Created attachment 204066 [details] empty Calc spreadsheet with Data Range PRECONDITION: new Calc spreadsheet, Data > Define Range (see attachment DataRangeForDataProvider.ods) PROBLEM DESCRIPTION: Data > Data Provider select Range, CSV, URL=attached AB-CrLf.csv ("A","B"\r\n) --> "An error occurred while parsing the CSV file." The problem occurs only if - the file ends with \r\n (works fine: "A","B"\n) and - the last CSV entry is a string like "B" (B without "" works fine: "A",B\r\n) EXPECTED BEHAVIOR: Files with CR+NL (DOS/Windows format) shall be usable in Linux as well Version: 26.2.0.0.alpha0+ (X86_64) / LibreOffice Community Build ID: 480ef73deef62c458e5735cd496a1d74ef408ed8 CPU threads: 2; OS: Linux 6.8; UI render: default; VCL: gtk3 Locale: de-DE (de_DE.UTF-8); UI: en-US Calc: threaded
Created attachment 204067 [details] CSV file with string and CR+LF
The same error exists on Windows. Tested with Version: 26.2.0.0.alpha0+ (X86_64) / LibreOffice Community Build ID: 620(Build:0) CPU threads: 32; OS: Windows 11 X86_64 (build 26100); UI render: Skia/Vulkan; VCL: win Locale: de-DE (de_DE); UI: en-US Calc: threaded Import works, if the EOL is only LF.

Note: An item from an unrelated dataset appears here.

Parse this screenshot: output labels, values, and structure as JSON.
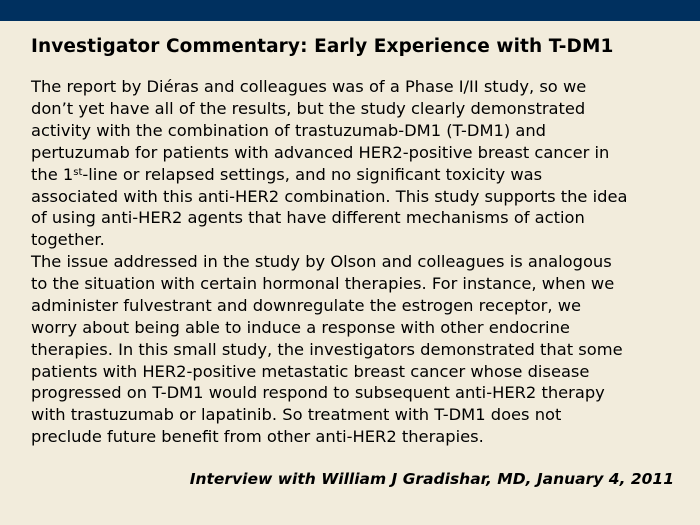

The problem is in orcus: ...\UnpackedTarball\liborcus\include\orcus\csv_parser.hpp, lines 126-136. The parser gets a '\r'. And that is neither a '\n' nor a delimiter. The delimiter is contained in maConfig.delimiters. In this case it is a comma. Method is_delim('\r') returns false and thus it throws a orcus::parse_error.
(In reply to Regina Henschel from comment #3) > ... The parser gets a '\r'. And that is neither a '\n' nor a delimiter. ... after the string ends (with the trailing "), there is expected either a delimiter or a newline ("A","B"x\n also leads to a parsing error - OK) obviously the \r is handled as an ordinary (printable) character: "A",B\r\n does not fail, because the \r gets part of the 2nd field: <text:p>B
</text:p> in content.xml "A","B",\r\n leads to a single \r as a 3rd field: <text:p>
</text:p> in content.xml shall any \r be discarded? or shall a \r at any position (e.g. A\r, B\r) get part of the field? (then the DOS file A,B\r\n would lead to fields A and B\r, the resulting field B\r is not equal to B, and the user can't see a difference on the GUI!)